Understand that because of the cloven hoof, there was twice the work to shoeing the ox, for each foot needed two metal peices shaped properly. So it took about twice the time, and there hung the ox, placid and helpless, while the smith did his job. There isn't anything more helpless than an ox in a sling, and little that looks so stupid and comical. It is, to follow Kendall's analogy , his own simple fault, because this indignity would never come upon him if he had been smart enough to stand and be shod.
Only one thing over looked more stupid than an ox slung up, and that was a horse in the same fix. Once in a great while the farrier would come upon a horse that refused to be persuaded. Farriers had numerous ways to persuade, some of which nicer sensitivities deplored, but in an extremity the excessively fractious beast would be slung. This was no credit to the horse, and since he could stand if he wanted to, like any sensible steed, his predicament was all the more ridiculous. A horse, thus slung, had a tendency to kick and squeal more than an ox, and farriers who had already had quite enough of the ding-ding would let him kick and squeal until he cooled off. In a quiet bucolic neighborhood otherwise serene, anybody within two miles would know when the village blacksmith was slinging a horse. In the lumber camps, after oxen had passed entirely from that scene, the ox-sling was kept handy because of the annual influx of "green" horses from the West.
Nobody that I know of has ever established the reason that all the horse dealers were mad at the state of Maine. For a hundred years, no Western horse ever arrived here that was kind and decent. In the fall, when it was time to make the lumber camp ready for the winter's cutting, the horse "hovel" would be made tidy, hay and feed stored, and the horses would be brought in from the "farm," where they had passed the summer in relative indolence. In this meaning , a farm was a timberland depot mostly for summering horses and cutting hay. Usually the number of horses needed for sledding the logs had to be made up by the acquisition of some new ones -- which came from the plains in a "green" condition. This meant that the only training they had was to be rounded up and driven into a boxcar. Upon arriving at the lumber camp, these green horses had to be shod, and the blacksmith didn't bother to do any persuading. He just rolled out the ox-sling and wound 'em off the ground.

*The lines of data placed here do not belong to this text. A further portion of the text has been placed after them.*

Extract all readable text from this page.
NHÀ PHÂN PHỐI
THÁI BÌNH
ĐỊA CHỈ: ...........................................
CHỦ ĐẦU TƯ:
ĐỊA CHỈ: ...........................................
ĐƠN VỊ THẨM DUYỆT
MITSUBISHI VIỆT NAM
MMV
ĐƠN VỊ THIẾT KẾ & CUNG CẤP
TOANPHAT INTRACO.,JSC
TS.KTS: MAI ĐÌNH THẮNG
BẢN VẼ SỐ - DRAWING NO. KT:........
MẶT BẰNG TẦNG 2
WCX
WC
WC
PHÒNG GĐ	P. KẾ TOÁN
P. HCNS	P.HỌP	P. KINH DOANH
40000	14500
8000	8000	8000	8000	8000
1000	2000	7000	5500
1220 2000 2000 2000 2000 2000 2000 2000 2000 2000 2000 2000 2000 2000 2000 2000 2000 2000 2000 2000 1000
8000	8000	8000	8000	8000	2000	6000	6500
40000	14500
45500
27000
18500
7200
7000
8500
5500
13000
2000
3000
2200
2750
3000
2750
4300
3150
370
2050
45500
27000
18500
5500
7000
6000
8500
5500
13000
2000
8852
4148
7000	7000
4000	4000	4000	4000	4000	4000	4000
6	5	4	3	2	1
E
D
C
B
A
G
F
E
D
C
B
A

One of my earliest brushes with the equine kind was with a green horse. Grandfather needed a new horse for haying, and took on a green mare because she was cheap. Gramp put a blanket on the roader, thus making a saddle horse, and I rode the roader to town with the green mare on behind, on a rope.Jim Craig, the blacksmith, decided that rather than have his smithy kicked apart, he would sling her. He slung her, and after she subsided Jim deftly attached her footgear. Then, when he let her down and her feet felt funny to her, she kicked the smithy apart.